Майор долго не решался войти внутрь. Все стоял и стоял у церковных ворот, наблюдал за прихожанами, пытаясь подметить хоть что-то, для себя полезное. Стыдно признаться, но Валерий, крещёный перед своей первой боевой командировкой, и все последующие за ней годы носивший на груди серебряный крестик на одной цепочки с личным медальоном, так и не знал, как толком должен вести себя православный.
Многолюдность и яркость святых образов, да и сама внутренняя обстановка Храма, произвела на Князева определённое впечатление. Именно здесь, среди верующих соотечественников, пожалуй, впервые в жизни, он и ощутил свою связь, то есть, свою причастность к великому славянскому роду, которому свойственен дух смирения, терпения и безумной надежды, пусть и на очень далёкое, но светлое будущее.
Не в характере майора было о чем-то просить, тем более, за самого себя.

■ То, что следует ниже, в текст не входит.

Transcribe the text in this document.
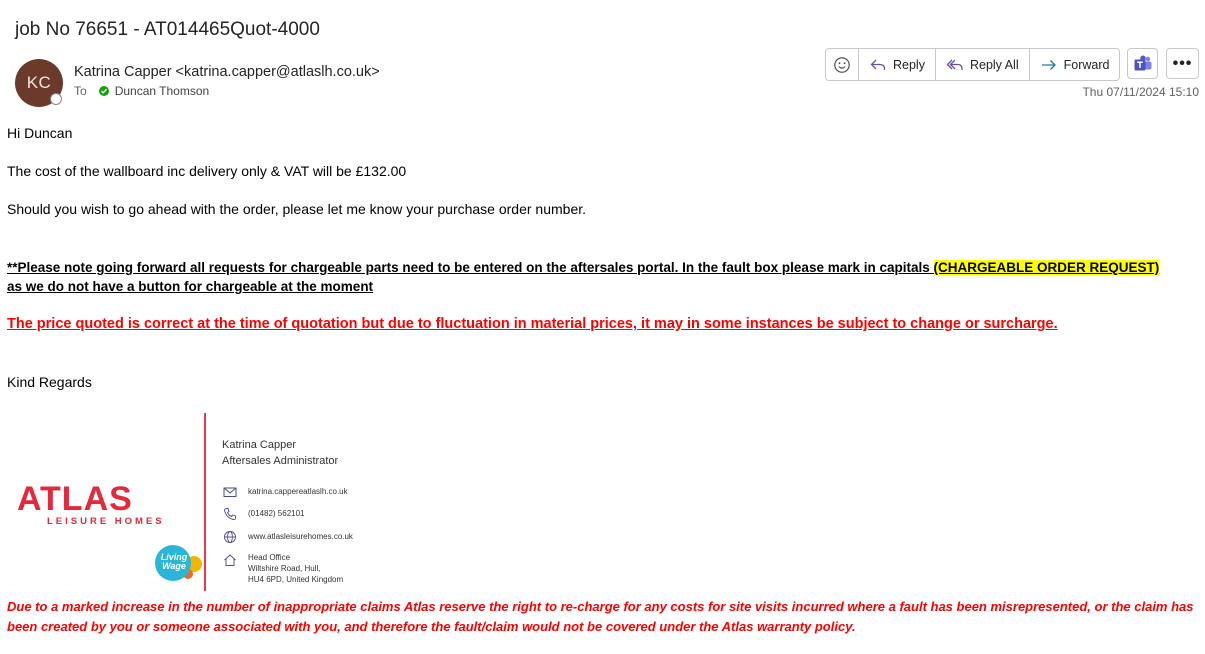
job No 76651 - AT014465Quot-4000
KC
Katrina Capper <katrina.capper@atlaslh.co.uk>
To Duncan Thomson
Reply	Reply All	Forward	•••
Thu 07/11/2024 15:10
Hi Duncan
The cost of the wallboard inc delivery only & VAT will be £132.00
Should you wish to go ahead with the order, please let me know your purchase order number.
**Please note going forward all requests for chargeable parts need to be entered on the aftersales portal. In the fault box please mark in capitals (CHARGEABLE ORDER REQUEST)
as we do not have a button for chargeable at the moment
The price quoted is correct at the time of quotation but due to fluctuation in material prices, it may in some instances be subject to change or surcharge.
Kind Regards
ATLAS
LEISURE HOMES
Living
Wage
Katrina Capper
Aftersales Administrator
katrina.cappereatlaslh.co.uk
(01482) 562101
www.atlasleisurehomes.co.uk
Head Office
Wiltshire Road, Hull,
HU4 6PD, United Kingdom
Due to a marked increase in the number of inappropriate claims Atlas reserve the right to re-charge for any costs for site visits incurred where a fault has been misrepresented, or the claim has been created by you or someone associated with you, and therefore the fault/claim would not be covered under the Atlas warranty policy.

Но, коль искал он в это утро какую-то внутреннею душевную поддержку, определённую жизненную опору – ему следовало хоть чуть-чуть, да поступиться своими принципами.
Взывать Всевышнего о возврате былого, о воскрешении погибших и, вообще, о чем-то нереальном, казалось ему глупо. Тогда как обратиться к Господу за силами, дабы ещё разок окунувшись в ад войны, прожить чуть больше ему предопределённого – вот это, по разумению офицера, было вполне уместно и своевременно…
Вернувшись домой, Валерий задёрнул на окнах плотные шторы. Включив тихую музыку, он решил весьма и весьма скромно отметить свой отъезд на чужбину. Скромно – то есть, без приглашенных гостей, в полном одиночестве. А что, собственно, ему ещё оставалось делать. Вещи, сумки и все самое необходимое, было давно собрано и упаковано. Билеты с оформленными документами лежали в кармане. А до отбытия, ещё целые сутки. Так почему бы и не позволить себе (возможно, в последний раз) избыточную дозу алкоголя. Человек, сам по себе – это и есть бесконечная борьба святого и грешного. И если утром в Князеве преобладало первое; то после обеда пришло время отдать должное и второму.
Пил медленно, дабы погружаться в нирвану постепенно. В последние часы гражданской жизни, ему хотелось забыться и отключиться от всего внешнего, почувствовав в своем сознании полную пустоту, некий умиротворяющий вакуум. И тем не менее, мозг его предательски продолжал размышлять всё над теми же самыми вопросами, заданными самому себе ещё утром. Правда, уже в ином душевном состоянии.
Ближе к вечеру, когда за окном совсем стемнело, майор решил открыть балкон, дабы проветрить прокуренную комнату. За одно и самому немного пропитаться свежим воздухом. Слегка пошатываясь из стороны в сторону, майор направился было к балконной двери, как вдруг замер на месте. Там, за стеклом, отделявшим квартиру от улицы, на него смотрел чеченский боевик с окровавленной башкой. Закрыв на секунду глаза, Валерий вновь глянул за стекло. На сей раз, за окном была лишь темнота вечерних сумерек.